I kinda like photography

March 2004

As a teenager, I didn’t have much of a clue as to what to do with life. It was the mid sixties and the world was swirling with great commotion: A society being dragged into the modern age, a cold war hanging over our heads, the Vietnam war off to the east, the music of the Beatles from down the road in Liverpool and the sounds of the Beach Boys beckoning from California. A fundamental change was about to happen as the leading edge of the baby boom generation was beginning to make itself known. And in my area of the Universe, I was surrounded by the world of show biz. This was the north of England, a seaside town called Blackpool, known as the entertainment capital of the north. I was young. Distractions were plenty.

As a family we had lived in Canada where I was born and as a kid I had moved from school to school because of the family moving from town to city. My father was a bank manager who moved to be promoted. Then my parents divorced and I moved to England with my mother. My studying was in a shambles. I had no consistency, no structure. Then one day when I was fifteen, my Mother took me aside, sat me down and asked me the most important question of my life. She was worried that I wouldn’t amount to anything if I carried on with my diversions rather than structuring my life around something. “So, what do you want to do with your life?” She asked.

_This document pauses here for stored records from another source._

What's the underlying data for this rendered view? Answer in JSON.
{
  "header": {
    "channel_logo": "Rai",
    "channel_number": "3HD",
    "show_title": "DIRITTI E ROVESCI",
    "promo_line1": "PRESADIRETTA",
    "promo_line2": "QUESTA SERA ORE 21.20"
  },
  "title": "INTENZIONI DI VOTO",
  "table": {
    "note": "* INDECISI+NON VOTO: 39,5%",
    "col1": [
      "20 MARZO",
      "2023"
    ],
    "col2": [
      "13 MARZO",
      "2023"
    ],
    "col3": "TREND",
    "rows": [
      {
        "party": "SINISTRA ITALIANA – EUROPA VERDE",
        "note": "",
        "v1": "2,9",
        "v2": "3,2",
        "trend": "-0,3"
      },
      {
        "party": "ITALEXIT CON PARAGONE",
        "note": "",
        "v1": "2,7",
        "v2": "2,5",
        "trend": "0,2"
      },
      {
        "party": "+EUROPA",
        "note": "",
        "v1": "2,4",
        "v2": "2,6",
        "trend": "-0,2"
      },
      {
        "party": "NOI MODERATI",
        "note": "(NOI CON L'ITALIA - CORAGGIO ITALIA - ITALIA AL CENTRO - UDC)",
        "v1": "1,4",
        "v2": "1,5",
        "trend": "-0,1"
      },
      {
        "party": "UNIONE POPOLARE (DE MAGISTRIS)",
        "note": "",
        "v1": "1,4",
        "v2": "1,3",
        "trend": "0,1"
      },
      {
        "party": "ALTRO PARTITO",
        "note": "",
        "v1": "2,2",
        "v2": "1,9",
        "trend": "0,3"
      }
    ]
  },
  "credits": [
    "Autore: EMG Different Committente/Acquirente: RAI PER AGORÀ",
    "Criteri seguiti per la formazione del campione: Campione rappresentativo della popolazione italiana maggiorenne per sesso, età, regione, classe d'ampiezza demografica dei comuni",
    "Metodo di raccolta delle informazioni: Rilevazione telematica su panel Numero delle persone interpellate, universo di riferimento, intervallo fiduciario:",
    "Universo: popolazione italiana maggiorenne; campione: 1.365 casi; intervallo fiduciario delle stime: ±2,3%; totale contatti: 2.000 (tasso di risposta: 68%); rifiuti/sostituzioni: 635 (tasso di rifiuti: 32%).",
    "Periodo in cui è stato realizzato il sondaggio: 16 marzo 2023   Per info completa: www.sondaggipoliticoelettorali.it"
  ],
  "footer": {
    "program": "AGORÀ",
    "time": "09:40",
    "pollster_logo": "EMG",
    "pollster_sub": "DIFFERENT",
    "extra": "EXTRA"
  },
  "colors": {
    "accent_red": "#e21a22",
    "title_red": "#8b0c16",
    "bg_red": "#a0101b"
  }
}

WOW. I was stumped. I hadn’t given it a thought. What was I to say? She then asked, “What do you like to do? What do you enjoy doing?”

Somehow, I knew this to be a turning point for me. I naturally thought of the theatre, show business, but I needed more time to think. I asked if I could answer her the next day. The next evening we continued the conversation. Suddenly this dreamer who had been shunted along by life, had to say something that would make a difference. I had thought at one point of wanting to run away and join the circus to become a clown. Maybe it was the smell of the grease paint or the elephants, or the nomadic life. Show biz seemed to be in my blood, but I had to be more practical.

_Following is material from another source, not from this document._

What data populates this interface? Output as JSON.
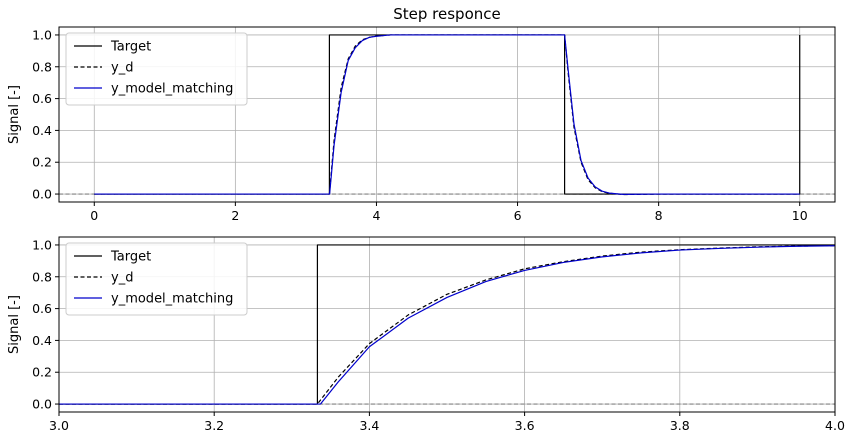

Then, out of the blue, a little voice spoke to me from inside my head and I blurted out these words: “I kinda like photography.” I don’t know what made me say it. I didn’t have a good camera; I didn’t really take that many pictures. Again, perhaps it was the dreamer in me but it sounded practical. It was something I could learn and I had been inspired by the great photography of the National Geographic and films like Lawrence of Arabia, where I became the adventurer, the escapist and a desirous observer. That spark my mother had instigated in me put me on a career path of a lifetime as a photographer, a cinematographer and as a filmmaker.

I started as a beach photographer in Blackpool, and I went to college to learn how to do it properly until moving back to Canada to be hired by the Canadian Broadcasting Corporation in Toronto. They eventually sent me around the globe as a documentary cinematographer to places I had only dreamed about in my youth. This was the nomadic life. I saw real, exotic places from the pages of National Geographic and I got to see some of the railway tracks that Lawrence of Arabia had blown up in Northern Africa. I then became a Director of Photography filming feature films and TV series of Canadian and US drama, and this was definitely my circus. It all happened for me, that is, until California called and I moved to the South Bay area very near to the place where the Beach Boys beckoned me from, those many years ago.

It has been a dream of a life in my chosen professions of film making, storytelling and photography. I look back and I couldn’t think of doing anything else, and I’m now creating my own business to nurture my perpetual creative and wanderlust spirit, and to help corporations, non profit charities and individuals tell their stories on video.

Over the years, my mother and I have drifted apart but I will always thank her for parenting me at the right time in my life. She dragged something very precious out of me, my life. For what else could one ask of a parent but to inspire their children to discover their own true life-goals and independence, through encouragement?

We are all individuals who must follow our own dreams, and we almost always discover them with the help of people who pass through our lives with messages sent at the right time and the right place, like: It’s OK - go ahead - follow your dream – make your life. You have permission.